When I was young, all the kids in the neighborhood would take to the farmers fields with our BB guns to play war. We would build forts made of hay bales back when they were square and movable by one adult — or four kids. We would paint our faces and belly crawl through the crops like pretend commandos. That was before paintball guns and safety glasses so our battles were serious, or at least they were to twelve-year-olds. The memory of those carefree and careless years came flooding back last Friday as Brooke and I belly crawled through the tall grass east of Princeton.

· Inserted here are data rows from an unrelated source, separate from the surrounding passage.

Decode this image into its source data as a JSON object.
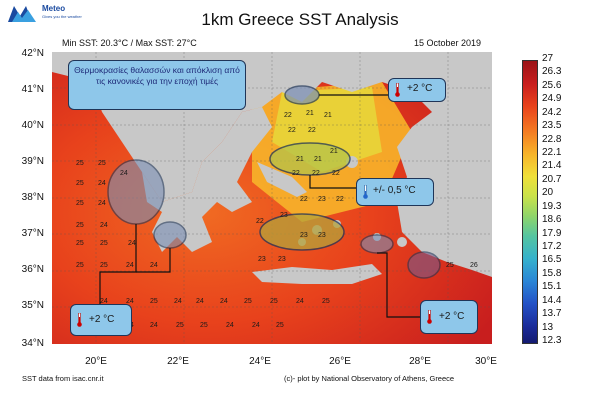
{
  "header": {
    "brand": "Meteo",
    "brand_tagline": "Gives you the weather",
    "title": "1km Greece SST Analysis",
    "min_max": "Min SST: 20.3°C / Max SST: 27°C",
    "date": "15 October 2019"
  },
  "axes": {
    "lat_labels": [
      "42°N",
      "41°N",
      "40°N",
      "39°N",
      "38°N",
      "37°N",
      "36°N",
      "35°N",
      "34°N"
    ],
    "lon_labels": [
      "20°E",
      "22°E",
      "24°E",
      "26°E",
      "28°E",
      "30°E"
    ]
  },
  "colorbar": {
    "labels": [
      "27",
      "26.3",
      "25.6",
      "24.9",
      "24.2",
      "23.5",
      "22.8",
      "22.1",
      "21.4",
      "20.7",
      "20",
      "19.3",
      "18.6",
      "17.9",
      "17.2",
      "16.5",
      "15.8",
      "15.1",
      "14.4",
      "13.7",
      "13",
      "12.3"
    ],
    "top_color": "#9b1418",
    "bottom_color": "#141a70"
  },
  "annotations": {
    "greek_note": "Θερμοκρασίες θαλασσών και απόκλιση από τις κανονικές για την εποχή τιμές",
    "callout_north": "+2 °C",
    "callout_center": "+/- 0,5 °C",
    "callout_southwest": "+2 °C",
    "callout_southeast": "+2 °C"
  },
  "sst_values": {
    "aegean": [
      "22",
      "21",
      "21",
      "22",
      "22",
      "21",
      "21",
      "21",
      "22",
      "22",
      "22",
      "22",
      "23",
      "22",
      "22",
      "23",
      "23",
      "23",
      "23",
      "23"
    ],
    "ionian": [
      "25",
      "25",
      "25",
      "24",
      "24",
      "25",
      "24",
      "25",
      "24",
      "25",
      "25",
      "24",
      "25",
      "25",
      "24",
      "24"
    ],
    "south": [
      "24",
      "24",
      "25",
      "24",
      "24",
      "24",
      "25",
      "25",
      "24",
      "25",
      "25",
      "24",
      "24",
      "25",
      "25",
      "24",
      "24",
      "25",
      "26",
      "25"
    ]
  },
  "footer": {
    "source": "SST data from isac.cnr.it",
    "credit": "(c)- plot by National Observatory of Athens, Greece"
  },
  "colors": {
    "sea_warm": "#e8421c",
    "sea_hot": "#c81e1e",
    "sea_mid": "#f47b22",
    "sea_cool": "#f0e03a",
    "land": "#c8c8c8",
    "callout_bg": "#8ec7ea"
  }
}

He and Colleen had been watching a pair of Sandhills and a chick as they foraged in a field next to the marsh. Like most breeding crane parents, they were hyper-sensitive to anything unusual. They seem to understand that the chick is harder to spot than they are, so at the first sign of danger, they instruct their offspring to hide, while they move away instead of drawing predators closer. In fact, if they start screaming at you from a quarter mile away, it’s a good indication that a pair are protecting a chick or two.
In this case, we had to cross an open field to reach them and before we had placed the first step, the chick headed for the tall grass and the parents began moving off in the opposite direction. Like a needle in a haystack, it’s almost impossible to find a chick once it reaches the safety of the tall grass – so the direct approach was not workable. The only viable option was to approach from the marsh side.

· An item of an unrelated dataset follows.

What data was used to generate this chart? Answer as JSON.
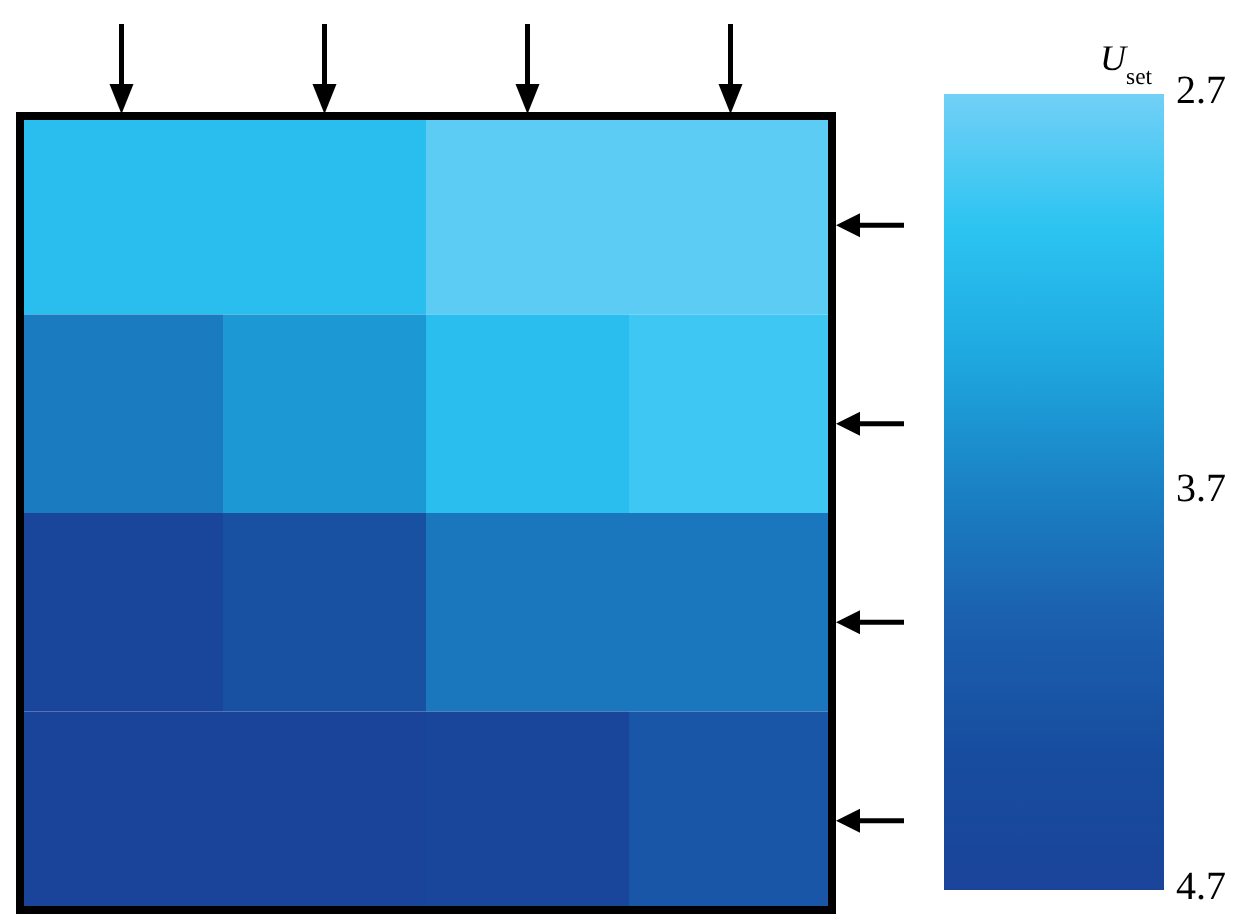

If we could get close enough, the adults would fly off, leaving the chick to hide in the shorter grass where it was far easier to find. Except that meant bushwhacking through scrub and grass for a half mile and then crawling the last hundred yards to the edge of the field. We were wearing chest waders and marsh boots with bug jackets covering the top half but it was more comfortable than it sounds. We wear nylon pants over the waders to protect them from brambles and thorns. The grass was still wet with dew so the pants were soaked and cooled my legs like an evaporator. I had my backpack on with a communication radio clipped to the shoulder strap to hear Colleen’s direction’s.
We couldn’t see the family but knew from her where they were. When we were both in position I raised my head just as one of the adults turned to look directly at me and then quickly walked away. We charged through the last fifty feet of grass and out into the open, low vegetation. The adults took off but the chick was already gone. All three of us gave up the search after twenty frustrating minutes.
Colleen had watched the entire episode through binoculars keeping her eyes on the chick at all times so she could let us know where to look first. As it turned out, our approach was perfect but we came out just as the chick went in and I likely missed it by a few feet. I was checking the open field while it was already in the tall grass, moving rapidly away from us and laughing the whole time.
It likely found a safe hiding spot to watch us walking in circles thinking to itself that we looked like pretend commandos with BB guns.